The Council will use the present Johnsonville Library building as an interim extra warehouse facility, once the new Waitohi Library opens in December. The Mayor says more decisions have yet to be made around the new operating model, “but we’re happy to be in a position to now move ahead.”
Work to get the site ready is expected to take several months and items will be available to library members to request after the collection has been relocated.

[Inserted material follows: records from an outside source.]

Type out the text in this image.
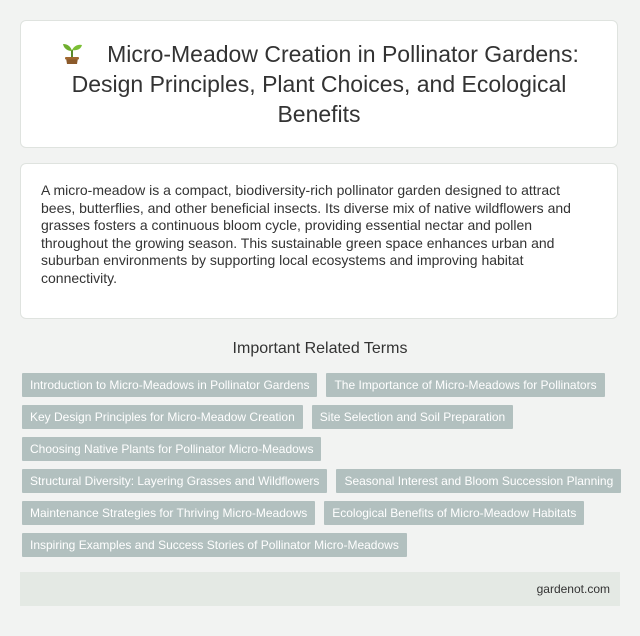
Micro-Meadow Creation in Pollinator Gardens: Design Principles, Plant Choices, and Ecological Benefits

A micro-meadow is a compact, biodiversity-rich pollinator garden designed to attract bees, butterflies, and other beneficial insects. Its diverse mix of native wildflowers and grasses fosters a continuous bloom cycle, providing essential nectar and pollen throughout the growing season. This sustainable green space enhances urban and suburban environments by supporting local ecosystems and improving habitat connectivity.

Important Related Terms
Introduction to Micro-Meadows in Pollinator Gardens	The Importance of Micro-Meadows for Pollinators
Key Design Principles for Micro-Meadow Creation	Site Selection and Soil Preparation
Choosing Native Plants for Pollinator Micro-Meadows
Structural Diversity: Layering Grasses and Wildflowers	Seasonal Interest and Bloom Succession Planning
Maintenance Strategies for Thriving Micro-Meadows	Ecological Benefits of Micro-Meadow Habitats
Inspiring Examples and Success Stories of Pollinator Micro-Meadows
gardenot.com
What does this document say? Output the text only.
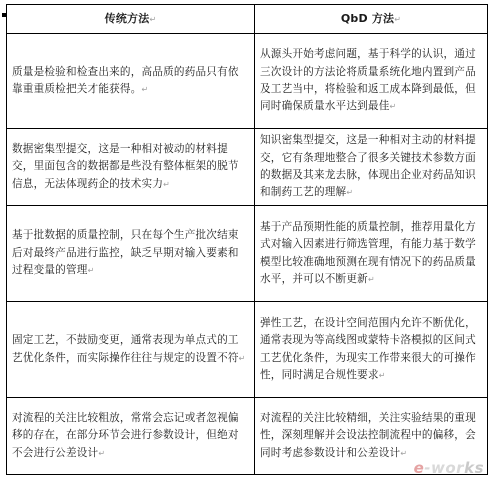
传统方法↵	QbD 方法↵
质量是检验和检查出来的，高品质的药品只有依靠重重质检把关才能获得。↵	从源头开始考虑问题，基于科学的认识，通过三次设计的方法论将质量系统化地内置到产品及工艺当中，将检验和返工成本降到最低，但同时确保质量水平达到最佳↵
数据密集型提交，这是一种相对被动的材料提交，里面包含的数据都是些没有整体框架的脱节信息，无法体现药企的技术实力↵	知识密集型提交，这是一种相对主动的材料提交，它有条理地整合了很多关键技术参数方面的数据及其来龙去脉，体现出企业对药品知识和制药工艺的理解↵
基于批数据的质量控制，只在每个生产批次结束后对最终产品进行监控，缺乏早期对输入要素和过程变量的管理↵	基于产品预期性能的质量控制，推荐用量化方式对输入因素进行筛选管理，有能力基于数学模型比较准确地预测在现有情况下的药品质量水平，并可以不断更新↵
固定工艺，不鼓励变更，通常表现为单点式的工艺优化条件，而实际操作往往与规定的设置不符↵	弹性工艺，在设计空间范围内允许不断优化，通常表现为等高线图或蒙特卡洛模拟的区间式工艺优化条件，为现实工作带来很大的可操作性，同时满足合规性要求↵
对流程的关注比较粗放，常常会忘记或者忽视偏移的存在，在部分环节会进行参数设计，但绝对不会进行公差设计↵	对流程的关注比较精细，关注实验结果的重现性，深刻理解并会设法控制流程中的偏移，会同时考虑参数设计和公差设计↵
e-works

Before then, Wellingtonians will see over 30,000 items across the CBD library network become available in the next few months: Arapaki Manners Library has a collection of 8,000 accessible items; He Matapihi Molesworth Library, due to open in October, will add around 5,000 items; and the new Brandon Street library will add another 20,000 items when it opens. Wellington’s 11 branch libraries presently hold around 250,000 items which library members can access.
Further information on the new Brandon Street library
- Once completed, the new library is expected to be open Monday to Friday 8am to 8pm, Saturday and Sunday 9.30am to 5pm and have a 24/7 book returns facility.
- Items in the collection will include fiction, non-fiction, audio-visual and world languages collections.
- The new library will have dedicated zones with a variety of seating and spaces for quiet or collaborative work.
- Popular programmes like Baby Rock ‘n’ Rhyme and pre-school storytimes are planned to be offered along with other events which could include book clubs and author talks, free movie screenings, creative projects and activities.
- Customers will have access to the library catalogue and website, and a full range of self service options with staff on hand to help.
- Public computers, printing and photocopying facilities will be available with free Wi-Fi.